Harry F. Lins (born 1948) is a retired hydrologist whose career was spent with the U.S. Geological Survey from 1971 to 2012. During his years at USGS, his work spanned several Earth science disciplines, including coastal processes, surface water hydrology, and hydroclimatology. Although most of his career was spent conducting research, he managed the USGS Global Change Hydrology Program from 1989 to 1997, and served as co-chair of the Intergovernmental Panel on Climate Change (IPCC) Hydrology and Water Resources Working Group for the IPCC First Assessment Report. As a result of his IPCC work, he shared in award of the Nobel Peace Prize to the IPCC in 2007. In 1999, he and USGS colleague David Wolock developed "WaterWatch" , the Nation's first website depicting maps and graphs of water resources conditions in near real-time. Lins served as President of the World Meteorological Organization (WMO) Commission for Hydrology from 2012 to 2019.

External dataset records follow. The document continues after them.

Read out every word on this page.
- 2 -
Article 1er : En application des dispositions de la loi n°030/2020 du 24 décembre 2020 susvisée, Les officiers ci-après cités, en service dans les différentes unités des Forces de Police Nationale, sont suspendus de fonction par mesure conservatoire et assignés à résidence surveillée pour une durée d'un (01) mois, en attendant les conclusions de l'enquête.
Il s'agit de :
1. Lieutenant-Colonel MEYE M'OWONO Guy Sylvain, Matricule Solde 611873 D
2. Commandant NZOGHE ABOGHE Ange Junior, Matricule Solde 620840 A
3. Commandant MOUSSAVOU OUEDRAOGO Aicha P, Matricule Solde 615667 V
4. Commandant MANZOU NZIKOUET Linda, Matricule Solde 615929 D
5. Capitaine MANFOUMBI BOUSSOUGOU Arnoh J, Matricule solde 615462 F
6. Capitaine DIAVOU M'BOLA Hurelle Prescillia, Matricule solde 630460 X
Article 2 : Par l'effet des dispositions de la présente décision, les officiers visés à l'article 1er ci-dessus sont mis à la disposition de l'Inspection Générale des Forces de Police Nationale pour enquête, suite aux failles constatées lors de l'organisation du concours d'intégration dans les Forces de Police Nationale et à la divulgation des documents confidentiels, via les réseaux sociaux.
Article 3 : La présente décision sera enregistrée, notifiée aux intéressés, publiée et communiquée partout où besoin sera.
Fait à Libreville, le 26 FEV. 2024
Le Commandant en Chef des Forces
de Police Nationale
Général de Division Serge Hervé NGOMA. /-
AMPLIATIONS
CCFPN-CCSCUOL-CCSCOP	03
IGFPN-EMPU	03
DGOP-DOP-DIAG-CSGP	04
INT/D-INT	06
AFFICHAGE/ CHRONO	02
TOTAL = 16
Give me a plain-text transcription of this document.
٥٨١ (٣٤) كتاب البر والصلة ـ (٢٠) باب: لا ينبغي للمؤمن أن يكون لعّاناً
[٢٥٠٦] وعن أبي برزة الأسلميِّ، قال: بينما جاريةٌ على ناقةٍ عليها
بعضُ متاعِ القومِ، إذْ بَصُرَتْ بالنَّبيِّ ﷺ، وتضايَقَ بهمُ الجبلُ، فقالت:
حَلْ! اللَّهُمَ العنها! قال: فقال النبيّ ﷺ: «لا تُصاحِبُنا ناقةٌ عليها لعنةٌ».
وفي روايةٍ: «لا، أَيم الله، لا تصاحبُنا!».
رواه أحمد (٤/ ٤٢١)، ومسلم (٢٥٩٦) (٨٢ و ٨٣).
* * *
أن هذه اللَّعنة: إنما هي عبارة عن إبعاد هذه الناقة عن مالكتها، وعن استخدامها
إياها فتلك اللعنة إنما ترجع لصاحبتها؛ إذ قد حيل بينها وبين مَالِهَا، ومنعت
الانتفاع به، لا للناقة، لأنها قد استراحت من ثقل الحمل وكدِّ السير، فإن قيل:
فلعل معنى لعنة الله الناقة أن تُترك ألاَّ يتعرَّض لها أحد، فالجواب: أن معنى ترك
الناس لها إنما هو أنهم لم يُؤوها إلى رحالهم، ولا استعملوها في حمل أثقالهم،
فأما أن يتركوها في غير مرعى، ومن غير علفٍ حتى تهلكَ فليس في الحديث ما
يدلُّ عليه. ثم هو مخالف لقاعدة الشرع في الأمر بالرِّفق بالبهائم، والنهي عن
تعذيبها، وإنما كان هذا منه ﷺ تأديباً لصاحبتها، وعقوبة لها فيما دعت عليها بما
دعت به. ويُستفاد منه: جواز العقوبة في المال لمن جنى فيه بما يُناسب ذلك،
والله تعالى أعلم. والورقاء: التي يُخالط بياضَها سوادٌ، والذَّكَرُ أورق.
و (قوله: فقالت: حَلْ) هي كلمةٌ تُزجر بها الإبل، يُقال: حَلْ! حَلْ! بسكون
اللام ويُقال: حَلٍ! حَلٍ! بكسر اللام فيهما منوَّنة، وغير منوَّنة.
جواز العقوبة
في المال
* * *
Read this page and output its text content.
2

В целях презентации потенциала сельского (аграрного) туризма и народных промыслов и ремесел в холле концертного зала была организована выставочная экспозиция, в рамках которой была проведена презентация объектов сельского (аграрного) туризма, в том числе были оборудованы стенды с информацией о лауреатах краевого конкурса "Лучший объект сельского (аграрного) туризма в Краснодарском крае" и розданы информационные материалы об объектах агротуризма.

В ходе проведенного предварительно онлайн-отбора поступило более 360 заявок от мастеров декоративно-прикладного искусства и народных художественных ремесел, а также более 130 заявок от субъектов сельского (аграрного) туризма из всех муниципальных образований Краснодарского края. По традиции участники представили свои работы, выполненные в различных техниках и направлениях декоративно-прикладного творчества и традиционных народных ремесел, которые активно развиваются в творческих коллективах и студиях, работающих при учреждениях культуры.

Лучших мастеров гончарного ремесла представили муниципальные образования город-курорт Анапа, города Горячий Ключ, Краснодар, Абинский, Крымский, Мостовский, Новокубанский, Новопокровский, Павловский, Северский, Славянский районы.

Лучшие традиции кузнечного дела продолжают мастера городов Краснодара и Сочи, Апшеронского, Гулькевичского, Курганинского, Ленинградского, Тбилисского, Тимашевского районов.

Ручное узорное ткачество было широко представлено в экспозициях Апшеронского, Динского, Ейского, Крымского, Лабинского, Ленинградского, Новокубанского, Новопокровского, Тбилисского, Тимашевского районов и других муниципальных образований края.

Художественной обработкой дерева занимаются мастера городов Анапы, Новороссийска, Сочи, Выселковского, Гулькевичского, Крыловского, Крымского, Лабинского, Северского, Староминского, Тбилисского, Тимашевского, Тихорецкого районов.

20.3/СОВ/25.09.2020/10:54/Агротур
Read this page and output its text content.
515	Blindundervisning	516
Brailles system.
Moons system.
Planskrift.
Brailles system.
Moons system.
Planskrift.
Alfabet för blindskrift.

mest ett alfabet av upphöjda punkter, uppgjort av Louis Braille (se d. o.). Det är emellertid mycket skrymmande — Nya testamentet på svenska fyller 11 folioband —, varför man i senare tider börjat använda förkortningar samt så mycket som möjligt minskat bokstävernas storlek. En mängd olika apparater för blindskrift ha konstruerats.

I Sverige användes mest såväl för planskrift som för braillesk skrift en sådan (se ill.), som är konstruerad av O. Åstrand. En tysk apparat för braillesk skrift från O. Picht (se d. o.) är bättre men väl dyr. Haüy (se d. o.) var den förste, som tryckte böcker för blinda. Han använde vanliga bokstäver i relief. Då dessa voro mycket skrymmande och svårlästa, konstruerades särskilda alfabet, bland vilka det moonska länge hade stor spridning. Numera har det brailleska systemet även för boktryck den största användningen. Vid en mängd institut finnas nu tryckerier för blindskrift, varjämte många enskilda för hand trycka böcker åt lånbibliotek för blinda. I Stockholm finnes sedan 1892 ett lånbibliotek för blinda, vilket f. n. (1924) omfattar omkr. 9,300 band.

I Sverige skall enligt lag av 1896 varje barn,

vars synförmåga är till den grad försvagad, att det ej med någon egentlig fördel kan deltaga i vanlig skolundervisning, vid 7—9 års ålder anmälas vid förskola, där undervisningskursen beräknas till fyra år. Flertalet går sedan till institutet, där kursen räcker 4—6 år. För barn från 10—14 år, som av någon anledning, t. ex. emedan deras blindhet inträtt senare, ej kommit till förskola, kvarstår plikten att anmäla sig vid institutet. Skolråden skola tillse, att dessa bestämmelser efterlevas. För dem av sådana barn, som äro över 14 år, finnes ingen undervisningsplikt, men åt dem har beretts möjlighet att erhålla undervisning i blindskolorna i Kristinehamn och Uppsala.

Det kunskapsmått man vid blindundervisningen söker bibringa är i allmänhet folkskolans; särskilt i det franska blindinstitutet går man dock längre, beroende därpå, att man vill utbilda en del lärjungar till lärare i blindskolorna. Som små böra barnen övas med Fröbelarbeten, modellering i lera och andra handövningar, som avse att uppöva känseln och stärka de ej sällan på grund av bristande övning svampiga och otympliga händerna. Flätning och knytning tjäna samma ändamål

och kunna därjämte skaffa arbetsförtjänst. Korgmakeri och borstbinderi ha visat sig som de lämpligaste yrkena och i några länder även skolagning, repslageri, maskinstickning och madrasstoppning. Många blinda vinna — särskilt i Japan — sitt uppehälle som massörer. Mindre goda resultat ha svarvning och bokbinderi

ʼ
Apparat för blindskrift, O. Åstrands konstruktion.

From the early 1980s onward, Lins's research focused principally on characterizing the surface water response to climate, with an emphasis on regional streamflow variability, long-term trends, and the statistical techniques appropriate for such analyses. Lins' most controversial research, which has not been fully embraced by the climate science community, suggests that the significance of climate trends may be greatly overstated because it does not consider the possibility that long-term persistence is a component of climatic variations.

Lins holds a B.S. in geography from the University of Maryland (1971), an M.S. in geography from the University of Delaware, (1978), and a Ph.D. in Environmental Sciences from the University of Virginia (1993). In 2021, he was awarded the International Hydrology Prize - Volker Medal by the International Association of Hydrological Sciences, UNESCO, and WMO.

==Selected publications==
- "Comment on "Communicating Government Science," Eos, 87, 2 May 2006.
- "Natures style: naturally trendy," Geophysical Research Letters, 32, 2005.
- "Streamflow trends in the United States," Geophysical Research Letters, 26, 1999.
- "Regional streamflow regimes and hydroclimatology of the United States," Water Resources Research, 33, 1997.